If you start with the assumption that there are attractive things about maleness and about femaleness (the energy, the body, whatever), and you really like both, who’d want to give up both?
But bisexuality is a legitimate sexual identity, and being bisexual doesn’t mean that person is incapable of being in a committed relationship.
” That’s the logic behind the deep-rooted misconception that bisexual people are incapable of monogamy — or that the bisexual person is actually gay or straight (they’re not), which would cause them to leave you for someone of a different gender.
This fear is baseless and only causes unnecessary paranoia in the relationship.

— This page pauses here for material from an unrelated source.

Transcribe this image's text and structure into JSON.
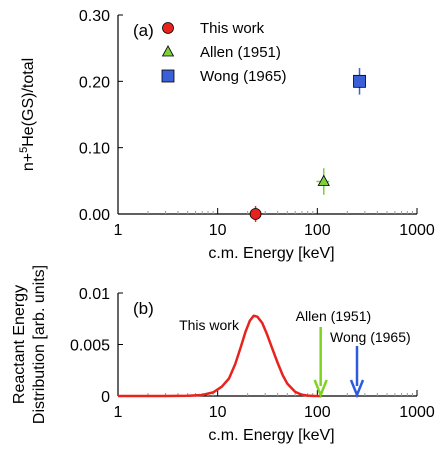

Being able to sit with your potential bi partner and discuss the parameters of your relationship will be an effective trust-building exercise. Bisexual people are attracted to people of the same gender, as well as people who are not their gender.
Bisexual people can date transgender people, genderqueer individuals, and anyone else on the gender spectrum.
In fact, many bi individuals are quite selective in whom they choose for romantic or sexual relationships.
(That being said, if you’re one of the chosen, you must have it going on.) The distrust of bisexual people often stems from the perceived flippancy of the status.
I am not and have never been bi-curious, bi for attention or bi only when men are around. I blame the bi-hatred on the rise of girls I will call "Facebook Lesbians." These are chicks you see on social networking sites and in clubs and bars getting touchy-feely with their platonic girlfriends to get attention from men.
Since then, I've figured out that I'm solely into girls. But, alas, in parts of the gay community, being bi or being a lesbian who has hooked up with guys in the past is like having horns or an incurable disease. (Hello, boob circle photos.) They make being bisexual unacceptable in the eyes of some and are the reason even I can't say the word without putting air quotes around it.
Honest dialogue that breaks down insecurities will always deepen trust in relationships.